Ce lundi, les copropriétaires avaient rendez-vous avec un bureau d’études techniques pour une visite sur les lieux. Le propriétaire principal, Ytro Trabelsi, ayant apuré une partie de sa dette des charges locatives, le syndic peut commencer à faire évoluer le dossier. “Je suis en attente du rapport de visite, précise le gestionnaire pour le compte du cabinet Citya. Dès qu’on a leur retour, nous serons en position pour lancer les travaux“. Pour lui, le propriétaire principal ne fait pas obstacle à la sortie du péril. “Il souhaite vendre son patrimoine à la Ville, relate le gestionnaire. Il est plutôt coopératif, mais il n’a pas les moyens pour faire face à des travaux qui pourraient être importants. Et il manque d’accompagnement”.
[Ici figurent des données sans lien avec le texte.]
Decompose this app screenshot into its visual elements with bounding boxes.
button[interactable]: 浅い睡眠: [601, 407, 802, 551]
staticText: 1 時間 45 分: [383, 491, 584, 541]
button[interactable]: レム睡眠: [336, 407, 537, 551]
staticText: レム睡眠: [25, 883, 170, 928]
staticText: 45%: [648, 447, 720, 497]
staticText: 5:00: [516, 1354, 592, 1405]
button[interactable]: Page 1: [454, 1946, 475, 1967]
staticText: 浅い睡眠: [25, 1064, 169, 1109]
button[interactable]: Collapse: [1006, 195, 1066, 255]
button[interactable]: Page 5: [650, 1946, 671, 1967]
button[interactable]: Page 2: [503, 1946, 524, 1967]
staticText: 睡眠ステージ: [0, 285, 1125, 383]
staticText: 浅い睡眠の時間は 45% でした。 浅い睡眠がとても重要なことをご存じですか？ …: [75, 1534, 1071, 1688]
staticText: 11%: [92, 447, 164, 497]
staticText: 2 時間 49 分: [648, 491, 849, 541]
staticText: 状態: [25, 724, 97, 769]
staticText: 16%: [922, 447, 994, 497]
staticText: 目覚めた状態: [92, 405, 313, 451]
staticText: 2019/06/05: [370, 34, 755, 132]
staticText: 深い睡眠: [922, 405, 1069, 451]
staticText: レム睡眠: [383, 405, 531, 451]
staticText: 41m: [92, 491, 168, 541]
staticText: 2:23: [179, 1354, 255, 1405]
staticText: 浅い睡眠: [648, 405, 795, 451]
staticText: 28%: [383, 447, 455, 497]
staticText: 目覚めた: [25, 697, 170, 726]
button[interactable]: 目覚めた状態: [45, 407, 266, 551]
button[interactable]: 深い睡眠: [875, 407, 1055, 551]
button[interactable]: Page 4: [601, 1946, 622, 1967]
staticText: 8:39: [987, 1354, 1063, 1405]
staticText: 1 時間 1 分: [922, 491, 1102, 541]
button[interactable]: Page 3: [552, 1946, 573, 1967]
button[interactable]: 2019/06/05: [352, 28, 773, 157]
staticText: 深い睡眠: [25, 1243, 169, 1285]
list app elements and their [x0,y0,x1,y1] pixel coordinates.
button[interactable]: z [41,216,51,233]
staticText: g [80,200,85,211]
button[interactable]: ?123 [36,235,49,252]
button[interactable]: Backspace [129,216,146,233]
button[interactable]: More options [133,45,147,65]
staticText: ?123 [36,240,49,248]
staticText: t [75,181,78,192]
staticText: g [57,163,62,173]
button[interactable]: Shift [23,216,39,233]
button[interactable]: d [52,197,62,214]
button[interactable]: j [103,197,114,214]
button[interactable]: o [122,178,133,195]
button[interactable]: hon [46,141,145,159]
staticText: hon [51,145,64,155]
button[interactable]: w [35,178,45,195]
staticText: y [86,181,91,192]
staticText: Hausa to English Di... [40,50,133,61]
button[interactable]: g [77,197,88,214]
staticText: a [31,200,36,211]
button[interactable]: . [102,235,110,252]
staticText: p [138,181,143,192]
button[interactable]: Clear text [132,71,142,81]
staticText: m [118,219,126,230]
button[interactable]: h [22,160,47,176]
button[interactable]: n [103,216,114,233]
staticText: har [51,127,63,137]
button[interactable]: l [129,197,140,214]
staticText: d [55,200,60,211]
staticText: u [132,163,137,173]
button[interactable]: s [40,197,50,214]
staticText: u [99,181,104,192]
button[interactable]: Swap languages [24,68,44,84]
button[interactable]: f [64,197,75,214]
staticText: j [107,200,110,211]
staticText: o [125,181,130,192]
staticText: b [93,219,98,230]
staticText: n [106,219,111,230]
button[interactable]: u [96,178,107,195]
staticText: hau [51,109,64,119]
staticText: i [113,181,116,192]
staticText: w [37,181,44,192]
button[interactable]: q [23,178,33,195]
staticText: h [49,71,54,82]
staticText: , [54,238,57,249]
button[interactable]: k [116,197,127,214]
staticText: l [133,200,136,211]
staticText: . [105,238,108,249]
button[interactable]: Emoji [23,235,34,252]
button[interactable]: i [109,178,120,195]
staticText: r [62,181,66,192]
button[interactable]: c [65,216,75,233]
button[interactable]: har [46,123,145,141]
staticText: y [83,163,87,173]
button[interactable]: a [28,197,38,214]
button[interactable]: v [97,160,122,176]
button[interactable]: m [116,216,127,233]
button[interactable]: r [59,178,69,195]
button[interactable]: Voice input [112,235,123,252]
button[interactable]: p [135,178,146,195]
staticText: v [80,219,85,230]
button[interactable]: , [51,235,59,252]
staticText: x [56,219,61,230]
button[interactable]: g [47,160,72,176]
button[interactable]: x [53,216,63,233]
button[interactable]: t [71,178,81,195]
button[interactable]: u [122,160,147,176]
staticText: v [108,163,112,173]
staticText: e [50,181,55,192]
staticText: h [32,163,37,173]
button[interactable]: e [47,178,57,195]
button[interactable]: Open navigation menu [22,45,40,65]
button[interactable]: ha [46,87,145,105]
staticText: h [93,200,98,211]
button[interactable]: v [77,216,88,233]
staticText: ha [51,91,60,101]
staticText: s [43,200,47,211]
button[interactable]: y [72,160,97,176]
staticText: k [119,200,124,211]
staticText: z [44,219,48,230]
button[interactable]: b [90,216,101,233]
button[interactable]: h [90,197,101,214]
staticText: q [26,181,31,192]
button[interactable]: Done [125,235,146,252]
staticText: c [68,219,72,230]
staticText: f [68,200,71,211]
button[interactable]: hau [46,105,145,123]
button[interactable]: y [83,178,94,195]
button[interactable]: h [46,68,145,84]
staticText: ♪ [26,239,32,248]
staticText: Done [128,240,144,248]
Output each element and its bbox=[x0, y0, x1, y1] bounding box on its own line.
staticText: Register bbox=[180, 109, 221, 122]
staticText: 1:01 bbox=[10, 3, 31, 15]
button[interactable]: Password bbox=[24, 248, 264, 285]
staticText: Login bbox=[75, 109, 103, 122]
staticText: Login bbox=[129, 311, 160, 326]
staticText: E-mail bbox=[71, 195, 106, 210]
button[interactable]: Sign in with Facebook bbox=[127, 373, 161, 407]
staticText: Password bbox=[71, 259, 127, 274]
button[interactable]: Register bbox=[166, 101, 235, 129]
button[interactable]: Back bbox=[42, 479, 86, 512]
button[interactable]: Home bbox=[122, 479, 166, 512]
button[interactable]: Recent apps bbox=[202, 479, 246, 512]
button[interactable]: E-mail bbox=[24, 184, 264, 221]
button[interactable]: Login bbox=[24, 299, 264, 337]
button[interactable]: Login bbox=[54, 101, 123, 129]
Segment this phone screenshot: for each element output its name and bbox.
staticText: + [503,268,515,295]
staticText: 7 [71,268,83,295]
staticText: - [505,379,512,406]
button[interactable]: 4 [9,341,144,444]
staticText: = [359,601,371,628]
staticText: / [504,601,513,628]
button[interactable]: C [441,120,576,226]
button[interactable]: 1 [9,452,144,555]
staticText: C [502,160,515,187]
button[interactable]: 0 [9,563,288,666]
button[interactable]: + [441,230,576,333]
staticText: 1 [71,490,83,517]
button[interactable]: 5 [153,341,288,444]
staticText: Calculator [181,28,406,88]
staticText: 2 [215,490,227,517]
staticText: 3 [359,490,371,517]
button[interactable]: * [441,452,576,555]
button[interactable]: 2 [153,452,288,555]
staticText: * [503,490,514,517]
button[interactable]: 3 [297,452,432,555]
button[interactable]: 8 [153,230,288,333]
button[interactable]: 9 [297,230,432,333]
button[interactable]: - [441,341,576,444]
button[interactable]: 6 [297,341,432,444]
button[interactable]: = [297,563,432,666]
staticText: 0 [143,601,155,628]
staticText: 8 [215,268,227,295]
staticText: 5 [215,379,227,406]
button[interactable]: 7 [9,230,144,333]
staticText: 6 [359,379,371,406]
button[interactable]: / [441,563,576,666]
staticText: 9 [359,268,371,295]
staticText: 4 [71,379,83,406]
Gérant de plusieurs SCI pour plusieurs hôtels meublés,Ytro Trabelsi n’a pas souhaité répondre à nos questions quand nous l’avons rencontré sur son lieu de travail. “Rien ne m’oblige à coopérer avec vous. Je ne vous demande pas où vous dormez et dans quel état est votre chambre”, répond-il, derrière le comptoir de sa bijouterie, spécialisée dans le rachat d’or. En plus des deux arrêtés de péril qui frappent son bien, le propriétaire a été destinataire, en juin dernier, d’un arrêté d’insalubrité signé par le préfet, concernant deux appartements du premier étage. Il impose le relogement d’un des occupants et prononce l’interdiction définitive d’habiter pour son logis. Marsactu n’a pas pu vérifier sur place si le propriétaire avait appliqué l’arrêté préfectoral.

Une activité éclatée

En attendant que les arrêtés soient suivis de travaux, les salariés de Destination familles désespèrent de retrouver la rue d’Aubagne. Depuis l’automne, l’association a installé ses bureaux au premier étage du 52, la Canebière. Les usagers de l’association sont contraints de prendre rendez-vous par téléphone. Et même si les locaux sont spacieux et lumineux, ils n’offrent pas les mêmes avantages de centralité que la rue d’Aubagne.

Il est certain que cela nous impose de revoir notre façon de fonctionner. Avant, il y avait plus de circulation entre les différentes fonctions que remplit l’association, plus de fluidité dans le travail.

Nadine Ughetto, présidente de l’association

Les autres activités de l’association sont éclatées sur trois autres sites : le soutien scolaire et les animations ont lieu rue Jean-Roque. Le centre aéré se passe sur l’école Chabanon et l’accompagnement des ménages bénéficiaires d’une aide alimentaire sur un troisième site. “Il est certain que cela nous impose de revoir notre façon de fonctionner, constate Nadine Ughetto, la présidente de l’association. Avant, il y avait plus de circulation entre les différentes fonctions que remplit l’association, plus de fluidité dans le travail. C’est dommage parce que nous sommes labellisés Espace de vie sociale par la Caisse d’allocations familiales et nous ne pouvons pas pleinement jouer ce rôle.

L’arrêté de péril leur permet au moins d’espérer une prise en charge totale de leur loyer, le temps que le péril soit résolu. Jusqu’à lors, la Ville prenait en charge la différence de loyer entre le local de la Canebière et le siège historique de la rue d’Aubagne. “Mais il est surtout difficile de se projeter sans certitude sur une réintégration“, se désole la présidente. Avec l’étirement des délais, la construction du futur centre social de Noailles que le quartier attend depuis des lustres aura démarré avant que la grille de Destination familles rouvre rue d’Aubagne.